Данный фф не пропагандирует секс-работу, вещества и алкоголь. Отнюдь, в работе порицается секс-индустрия.
_______
Пейринги, предупреждения и жанры могут добавляться по ходу.
_______
Извиняюсь заранее за искажение фактов или погрешности, ибо в этой сфере никогда не разбиралась больше рядового чтеца фф про бордели. Смело пишите, если хотите поправить матчасть
_______
Давно хотела, чтобы эта идея увидела свет. Она горела во мне 5 лет. Так и не отпустила, очень хотела рассказать эту историю.
Глава 12. После заката
19 декабря 2022, 04:50
Антон сидел в машине и смотрел на мерцающую вывеску клуба через пару домов от него. Он специально попросил Арсения остановиться подальше от борделя, чтобы Попов там не засветился — привлекает внимание посторонних. Скруджи и так достал его с занятыми у Егора деньгами, а уж сколько расспросов может быть, если Эд заметит, что парня кто-то подвёз на машине.
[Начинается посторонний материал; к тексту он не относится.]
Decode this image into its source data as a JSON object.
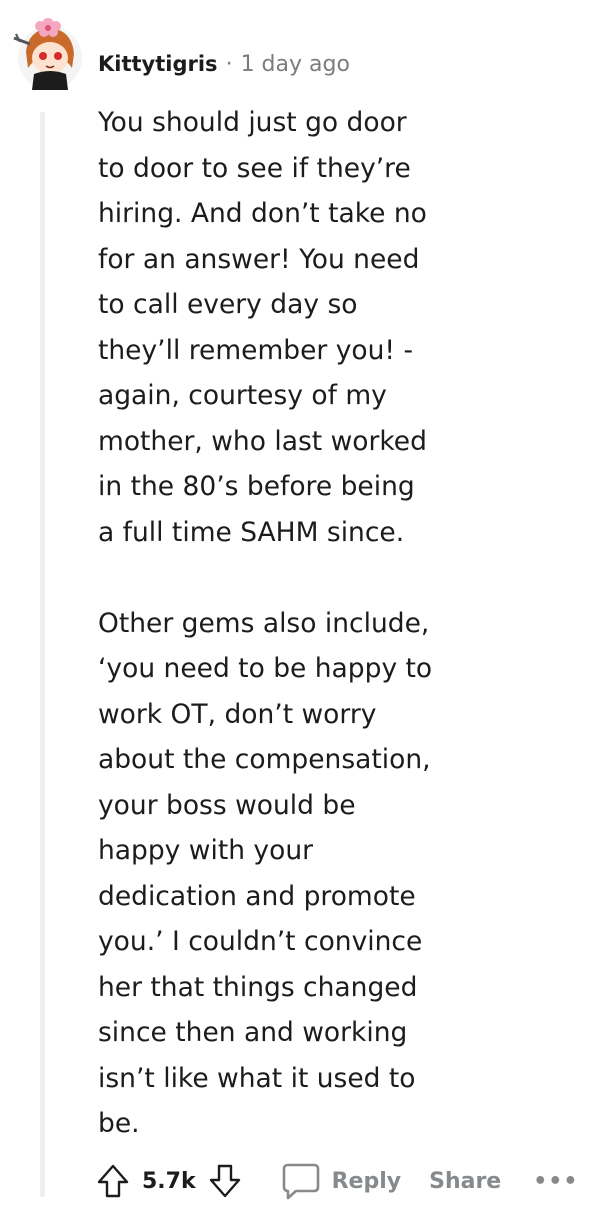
{
  "comment": {
    "username": "Kittytigris",
    "separator": "·",
    "timestamp": "1 day ago",
    "paragraphs": [
      "You should just go door\nto door to see if they’re\nhiring. And don’t take no\nfor an answer! You need\nto call every day so\nthey’ll remember you! -\nagain, courtesy of my\nmother, who last worked\nin the 80’s before being\na full time SAHM since.",
      "Other gems also include,\n‘you need to be happy to\nwork OT, don’t worry\nabout the compensation,\nyour boss would be\nhappy with your\ndedication and promote\nyou.’ I couldn’t convince\nher that things changed\nsince then and working\nisn’t like what it used to\nbe."
    ]
  },
  "actions": {
    "vote_count": "5.7k",
    "reply_label": "Reply",
    "share_label": "Share",
    "more_label": "•••"
  },
  "icons": {
    "avatar": "avatar-icon",
    "upvote": "upvote-arrow-icon",
    "downvote": "downvote-arrow-icon",
    "reply": "speech-bubble-icon"
  },
  "colors": {
    "text": "#1c1c1c",
    "meta": "#7c7c7c",
    "action": "#878a8c",
    "thread_line": "#edeff1"
  }
}
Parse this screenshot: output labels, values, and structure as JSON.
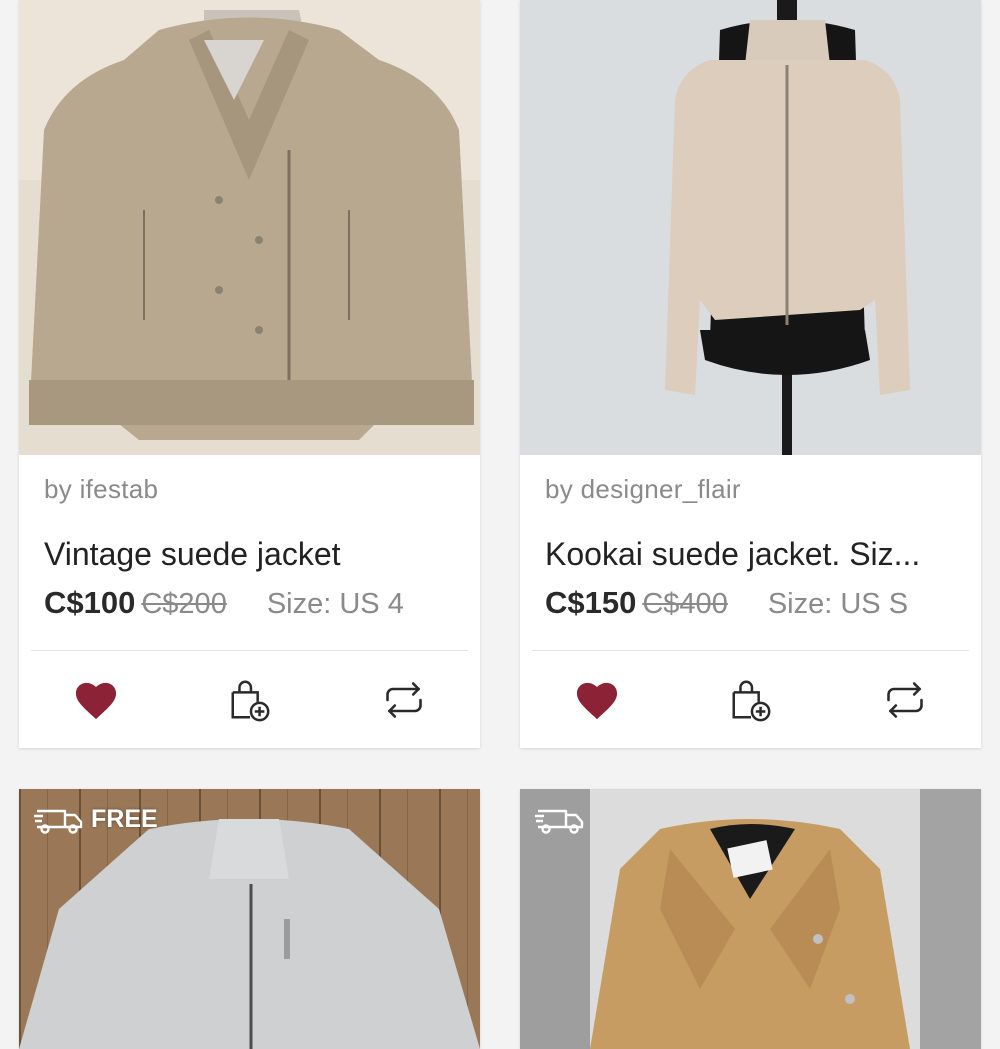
{
  "listings": [
    {
      "seller": "by ifestab",
      "title": "Vintage suede jacket",
      "price": "C$100",
      "original_price": "C$200",
      "size": "Size: US 4",
      "liked": true,
      "image_desc": "beige suede biker jacket on wooden hanger"
    },
    {
      "seller": "by designer_flair",
      "title": "Kookai suede jacket. Siz...",
      "price": "C$150",
      "original_price": "C$400",
      "size": "Size: US S",
      "liked": true,
      "image_desc": "light beige suede jacket on black dress form"
    },
    {
      "shipping_badge": "FREE",
      "image_desc": "light grey suede zip jacket on hanger over wood floor"
    },
    {
      "shipping_badge": "",
      "image_desc": "camel suede biker jacket on hanger"
    }
  ],
  "colors": {
    "like": "#8b2236",
    "icon": "#2a2a2a",
    "muted_text": "#8a8a8a"
  },
  "icons": {
    "like": "heart-icon",
    "bag": "add-to-bag-icon",
    "share": "repost-icon",
    "shipping": "shipping-truck-icon"
  }
}
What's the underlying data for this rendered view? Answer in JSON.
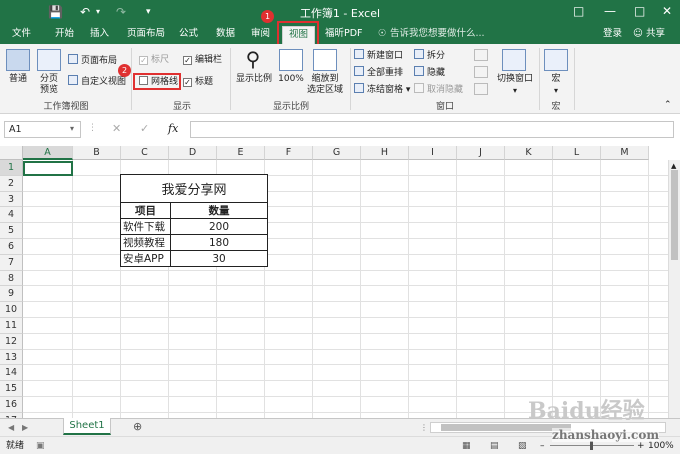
{
  "window": {
    "title": "工作簿1 - Excel"
  },
  "tabs": [
    "文件",
    "开始",
    "插入",
    "页面布局",
    "公式",
    "数据",
    "审阅",
    "视图",
    "福昕PDF"
  ],
  "tell_me": "告诉我您想要做什么...",
  "account": {
    "signin": "登录",
    "share": "共享"
  },
  "annotations": {
    "one": "1",
    "two": "2"
  },
  "ribbon": {
    "normal": "普通",
    "page_break_1": "分页",
    "page_break_2": "预览",
    "page_layout": "页面布局",
    "custom_views": "自定义视图",
    "group_workbook_views": "工作簿视图",
    "ruler": "标尺",
    "formula_bar": "编辑栏",
    "gridlines": "网格线",
    "headings": "标题",
    "group_show": "显示",
    "zoom": "显示比例",
    "zoom100": "100%",
    "zoom_selection_1": "缩放到",
    "zoom_selection_2": "选定区域",
    "group_zoom": "显示比例",
    "new_window": "新建窗口",
    "arrange_all": "全部重排",
    "freeze_panes": "冻结窗格",
    "split": "拆分",
    "hide": "隐藏",
    "unhide": "取消隐藏",
    "switch_windows": "切换窗口",
    "group_window": "窗口",
    "macros": "宏",
    "group_macros": "宏"
  },
  "formula_bar": {
    "name_box": "A1",
    "fx": "fx",
    "value": ""
  },
  "columns": [
    "A",
    "B",
    "C",
    "D",
    "E",
    "F",
    "G",
    "H",
    "I",
    "J",
    "K",
    "L",
    "M"
  ],
  "rows": [
    "1",
    "2",
    "3",
    "4",
    "5",
    "6",
    "7",
    "8",
    "9",
    "10",
    "11",
    "12",
    "13",
    "14",
    "15",
    "16",
    "17",
    "18"
  ],
  "table": {
    "title": "我爱分享网",
    "headers": [
      "项目",
      "数量"
    ],
    "rows": [
      [
        "软件下载",
        "200"
      ],
      [
        "视频教程",
        "180"
      ],
      [
        "安卓APP",
        "30"
      ]
    ]
  },
  "sheet_tabs": [
    "Sheet1"
  ],
  "status": {
    "ready": "就绪",
    "zoom": "100%"
  },
  "watermark": {
    "brand": "Baidu经验",
    "site": "zhanshaoyi.com"
  }
}
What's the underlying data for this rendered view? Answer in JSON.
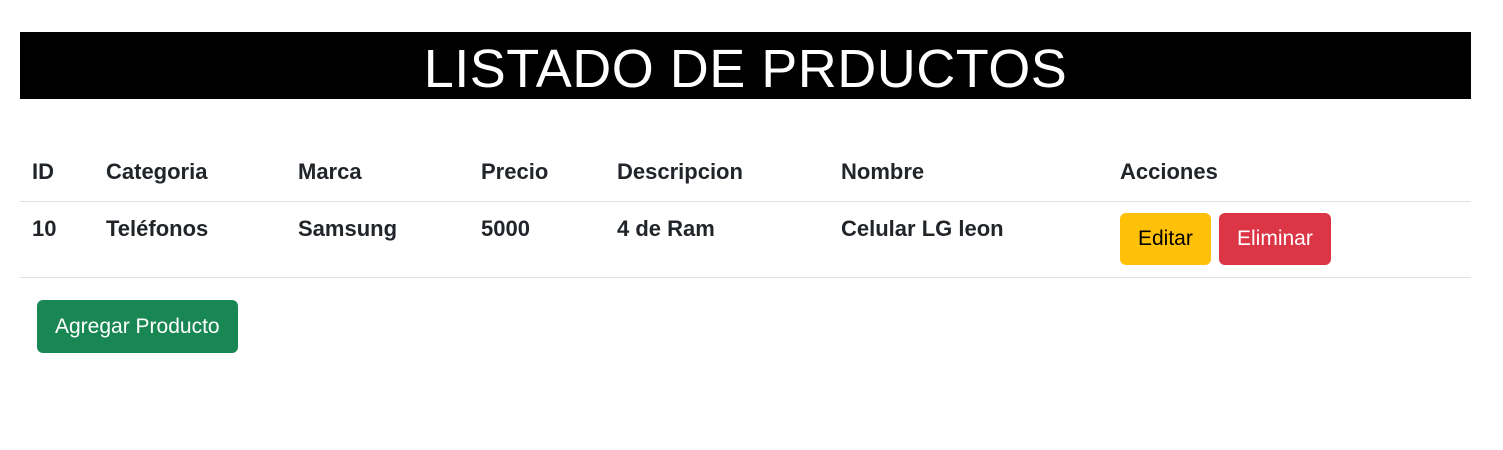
{
  "header": {
    "title": "LISTADO DE PRDUCTOS"
  },
  "table": {
    "columns": [
      "ID",
      "Categoria",
      "Marca",
      "Precio",
      "Descripcion",
      "Nombre",
      "Acciones"
    ],
    "rows": [
      {
        "id": "10",
        "categoria": "Teléfonos",
        "marca": "Samsung",
        "precio": "5000",
        "descripcion": "4 de Ram",
        "nombre": "Celular LG leon",
        "edit_label": "Editar",
        "delete_label": "Eliminar"
      }
    ]
  },
  "actions": {
    "add_label": "Agregar Producto"
  },
  "colors": {
    "title_bg": "#000000",
    "edit": "#ffc107",
    "delete": "#dc3545",
    "add": "#198754"
  }
}
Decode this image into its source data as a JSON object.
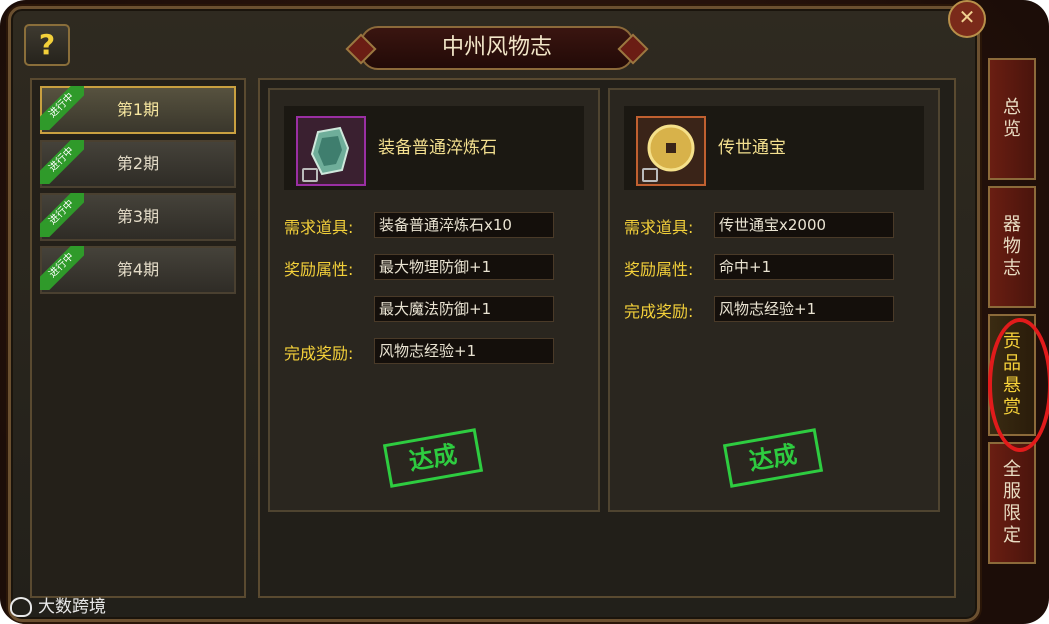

Шастун уставился на ручку двери, так и не решаясь выйти из машины. Эта дверь — грань между укрытием и суровым полем боя, между крепким сном и резким, болезненным пробуждением. Между мечтой, которая теплится в сердце, и ранами на руках, что возвращают в реальность.
Парень сглотнул вязкую слюну, не решаясь сделать этот шаг. Хотелось струсить, сказать «увези меня отсюда», а Попов нажал бы на газ и спас Антона от предстоящей ночи. Шастун слишком привык чувствовать себя в безопасности рядом с мужчиной.
Арсений не подгонял его, терпеливо ждал, всё прекрасно понимая. Он и сам рад был бы к чертям увезти друга из этого квартала. Но он осознавал, что это невозможно.
— Спасибо, что подвёз, — сказал наконец Антон, пересилив себя. — И прости за истерику утром.
— Всё в порядке, — заверил Арсений. — Не мучай себя слишком сильно сегодня.
— Я попрошу не включать меня сегодня в список тех, кто берет «специфичные» заказы, — со вздохом пообещал Шастун. Может, один день он может позволить себе передышку.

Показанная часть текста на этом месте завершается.